Kerchunk is central to Zarrtraj’s ability to read hdf5 files using Zarr. However, H5MD files (stored in hdf5) have linked datasets as per the H5MD standard, but Kerchunk did not translate these from hdf5 to Zarr previously. I was able to work alongside a Kerchunk core developer to add the ability to translate hdf5 datasets into Zarr along with comprehensive tests of this new feature.

Extras: Lessons Learned

Here are a bunch of random things I learned while doing this project!

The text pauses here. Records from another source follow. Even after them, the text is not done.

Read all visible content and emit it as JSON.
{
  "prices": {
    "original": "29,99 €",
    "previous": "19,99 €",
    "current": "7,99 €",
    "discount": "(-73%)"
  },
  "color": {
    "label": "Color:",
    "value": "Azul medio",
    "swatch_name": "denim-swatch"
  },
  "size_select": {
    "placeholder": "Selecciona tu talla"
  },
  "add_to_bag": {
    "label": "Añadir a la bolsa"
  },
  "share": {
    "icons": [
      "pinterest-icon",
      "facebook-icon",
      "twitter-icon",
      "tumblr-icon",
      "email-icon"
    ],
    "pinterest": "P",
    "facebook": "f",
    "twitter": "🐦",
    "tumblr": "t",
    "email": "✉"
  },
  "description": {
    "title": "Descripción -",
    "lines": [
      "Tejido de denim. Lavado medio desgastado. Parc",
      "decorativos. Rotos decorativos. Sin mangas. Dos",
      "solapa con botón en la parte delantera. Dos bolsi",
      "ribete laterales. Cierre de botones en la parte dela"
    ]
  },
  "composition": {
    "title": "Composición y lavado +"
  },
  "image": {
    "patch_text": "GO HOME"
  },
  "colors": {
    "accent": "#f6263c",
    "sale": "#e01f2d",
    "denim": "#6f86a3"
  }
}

  • Any time you need to run code that will take several hours to execute due to file size or some other factor, create a minimal, quickly-executing example of the code to work out bugs before running the full thing. You will save yourself so, so much frustration.
  • It is worth investing time into getting a debugging environment properly configured. If you’re hunting down a specific bug, it is worth the 20 minutes it will take to create a barebones example of the bug instead of trying to hunt it down “in-situ”. A lot of the time, just creating the example will make you realize what was wrong. GH Actions runners sometimes behave differently than your development machine. This action for SSHing into a runner is FANTASTIC!
  • Maintain a “tmp” directory in your locally cloned repos, gitignore it, and use it for testing random ideas you have or working through bugs. Take the time to give each file in it a descriptive name! Having these random scripts and ideas all in one place will pay off massively later on.
  • Take risks with ideas if you suspect they might result in cleaner and faster code, even if you’re not 100% sure! Experimenting is worth it.
  • Don’t be afraid to read source code! Sometimes the fastest way to solving a problem is seeing how someone else solved it, and sometimes the fastest way to learning why someone else’s code isn’t doing what you expected is to read the code rather than the docs.